Ömer Lekesiz “evlerin gözleridir pencereler” der. Dar bir mekânın geniş olana
açılması pencere sayesindedir. Ev sınırlı, tabiat ise sınırsızdır. Bu durumda pencereler sınırlandırılmış olandan sınırsızlığa uzanan bir yoldur. Klasik anlamda pencereler evin ışık kaynağı iken, romantik anlamda pencere ise sonsuz güzelliklere sahip olan doğayı seyretme unsurudur. Ev ile duvar arasında görünmez bir savaş vardır. Duvarlar mahpusluğu, esareti temsil ederken pencereler özgürlüğü temsil eder. Bu bağlamda Orhan Veli’nin şu dizelerini hatırlamakta fayda var:
"Pencere, en iyisi pencere
Geçen kuşları görürsün hiç olmazsa
Dört duvarı göreceğine"
Pencereleri “Görüneni yoruma dönüştürme imkânı” olarak değerlendiren Lekesiz,
içeriden dışarıya veya dışarıdan içeriye yönelen bir hayal dünyasının kapısı olarak
görür. Öyle ki dışardan baktığımızda pencerenin içerisindekiler daima merak konusu olmuştur veya pencereden dışarıya baktığımızda hep dışarının o gizlerini merak etmişsizdir. Ömer Lekesiz “bir tahayyül kapısı” olarak nitelendirir pencereleri. Bu görüşün tam zıttı bir mimari anlayış gelişmiştir. Loos mimarisine göre entelektüel insan hayal kurmaz ve dış dünyayla ilgilenmez. Bundan dolayı penceresiz evler tasarlanır. Entelektüel insan bu evlerde yaşayarak tam bir inziva hali yaşar ve kendi içine çekilerek bir aydınlanma yaşar.
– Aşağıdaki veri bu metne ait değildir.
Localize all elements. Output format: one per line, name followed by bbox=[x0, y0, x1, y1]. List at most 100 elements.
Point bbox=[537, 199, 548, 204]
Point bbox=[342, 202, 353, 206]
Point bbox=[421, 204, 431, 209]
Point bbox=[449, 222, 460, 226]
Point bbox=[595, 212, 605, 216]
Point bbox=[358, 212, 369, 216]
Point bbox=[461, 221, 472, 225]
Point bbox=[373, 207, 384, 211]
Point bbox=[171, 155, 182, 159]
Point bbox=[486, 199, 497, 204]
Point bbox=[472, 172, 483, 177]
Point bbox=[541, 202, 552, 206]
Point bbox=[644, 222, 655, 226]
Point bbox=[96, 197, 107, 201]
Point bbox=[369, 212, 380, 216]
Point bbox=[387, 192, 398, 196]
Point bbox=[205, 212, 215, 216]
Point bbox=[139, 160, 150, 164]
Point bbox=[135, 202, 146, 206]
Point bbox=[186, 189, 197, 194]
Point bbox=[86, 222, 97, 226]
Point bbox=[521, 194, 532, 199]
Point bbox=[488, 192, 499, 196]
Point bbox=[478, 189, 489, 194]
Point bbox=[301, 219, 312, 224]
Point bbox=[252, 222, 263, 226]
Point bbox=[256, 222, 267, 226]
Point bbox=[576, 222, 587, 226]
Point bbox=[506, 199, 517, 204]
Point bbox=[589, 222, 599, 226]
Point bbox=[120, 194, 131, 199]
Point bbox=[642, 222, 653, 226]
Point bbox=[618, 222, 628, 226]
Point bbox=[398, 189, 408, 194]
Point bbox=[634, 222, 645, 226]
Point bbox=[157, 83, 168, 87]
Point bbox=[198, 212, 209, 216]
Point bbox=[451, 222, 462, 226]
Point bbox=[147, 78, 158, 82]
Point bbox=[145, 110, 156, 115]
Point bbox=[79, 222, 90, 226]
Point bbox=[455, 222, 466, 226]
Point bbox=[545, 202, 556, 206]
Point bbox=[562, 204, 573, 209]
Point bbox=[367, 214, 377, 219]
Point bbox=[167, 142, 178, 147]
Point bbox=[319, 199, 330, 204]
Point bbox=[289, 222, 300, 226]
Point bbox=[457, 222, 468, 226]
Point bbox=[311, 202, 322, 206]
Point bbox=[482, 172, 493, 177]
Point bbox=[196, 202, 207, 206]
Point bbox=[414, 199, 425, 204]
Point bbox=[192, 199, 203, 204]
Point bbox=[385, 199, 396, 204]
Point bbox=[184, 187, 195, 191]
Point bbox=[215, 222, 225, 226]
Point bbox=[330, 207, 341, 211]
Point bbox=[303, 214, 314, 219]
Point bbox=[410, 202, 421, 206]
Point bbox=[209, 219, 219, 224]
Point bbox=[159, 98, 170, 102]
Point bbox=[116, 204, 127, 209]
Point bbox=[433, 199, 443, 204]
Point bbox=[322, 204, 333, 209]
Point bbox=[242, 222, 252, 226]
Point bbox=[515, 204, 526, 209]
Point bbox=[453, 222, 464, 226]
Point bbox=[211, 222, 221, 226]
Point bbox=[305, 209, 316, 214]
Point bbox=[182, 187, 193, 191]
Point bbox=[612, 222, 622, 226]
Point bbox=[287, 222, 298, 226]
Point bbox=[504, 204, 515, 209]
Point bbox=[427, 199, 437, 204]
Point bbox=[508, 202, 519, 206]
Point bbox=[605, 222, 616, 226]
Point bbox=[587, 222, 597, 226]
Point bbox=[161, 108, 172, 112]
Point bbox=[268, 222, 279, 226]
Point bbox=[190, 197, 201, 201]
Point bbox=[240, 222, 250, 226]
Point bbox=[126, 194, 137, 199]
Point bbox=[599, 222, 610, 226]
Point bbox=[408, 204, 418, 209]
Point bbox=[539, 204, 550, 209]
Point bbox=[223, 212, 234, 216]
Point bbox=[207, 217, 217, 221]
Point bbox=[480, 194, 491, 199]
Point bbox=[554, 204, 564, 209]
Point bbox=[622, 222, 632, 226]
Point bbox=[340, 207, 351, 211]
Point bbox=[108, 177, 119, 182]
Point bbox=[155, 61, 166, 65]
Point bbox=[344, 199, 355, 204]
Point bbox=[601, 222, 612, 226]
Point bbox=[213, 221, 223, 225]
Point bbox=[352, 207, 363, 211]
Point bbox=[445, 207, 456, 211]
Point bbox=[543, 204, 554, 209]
Pencereler hem yaşamı hem de ölümü de simgeleyebilir. Eğer bir evin penceresinde
saksılar, saklılarda rengârenk çiçekler varsa, pencerenin pervazları bakımlı, camları
temiz ve perdeleri ütülüyse o ev şüphesiz yaşanılan bir evdir. Eğer pencere bakımsız, kirli ve döküntülü bir haldeyse hayata küskünlüğü yani ölümü çağrıştıran bir evdir.
Duvar
Evin ağzı kapı, gözleri pencerelerse şüphesiz derisi, onu koruyan kabuğu da
duvarlardır. “yaşamın ilk çabası kabuk oluşturmaktır” diyen Bachelard, evin
duvarlarını bir kabuğa benzeterek duvarların korumacı yönüne vurgu yapar.
Kaplumbağanın veya bir salyangozun kabuğunu örnek vererek bu konuyu genişletir.
Kabuk koruyan kollayandır. Yapısal olarak bakıldığında ince narin gibi gözüken
duvarlar insanı ya da evi dışardan gelen her türlü kötülüğe karşı korur. Tıpkı insan
derisi gibi ince ve narindir ancak aşırı korumacıdır. Duvar insanın ördüğü en önemli sınırdır. İçerisi ile dışarısı, genel ile özel, geniş ile dar, tehlike ile güvenlik, kötü ile iyi arasına çizilmiş en önemli sınırdır. Ömer Lekesiz duvarın iki ayrı simgesinden bahseder. Olumlu bir simge olarak duvarlar koruyan ve kollayandır. “bedenler onun güvenliğinde dinlenir, düşler onun sessizliğinde çoğalır, düşünceler onun yalnızlığında ürer.”
Olumsuz bir simge olarak duvarlar ise insanı sınırlayan ve hapsedendir. “koşulsuz bir sınırlamadır duvar, özgürlüklere vurulan bir kilit, ruhlara geçirilen bir kafes, dış çevreden soyutlama, düşüncelere ket vurma, tabiat nimetine kapanmadır.” Deyimlerimizde de genellikle duvarlar bu olumsuz simgelerle anılır. Duvarlar sınırlayandır ve bundan dolayı duvarları aşmak, duvarları yıkmak, duvardan kurtulmak, duvar örmek gibi deyimler kullanılır.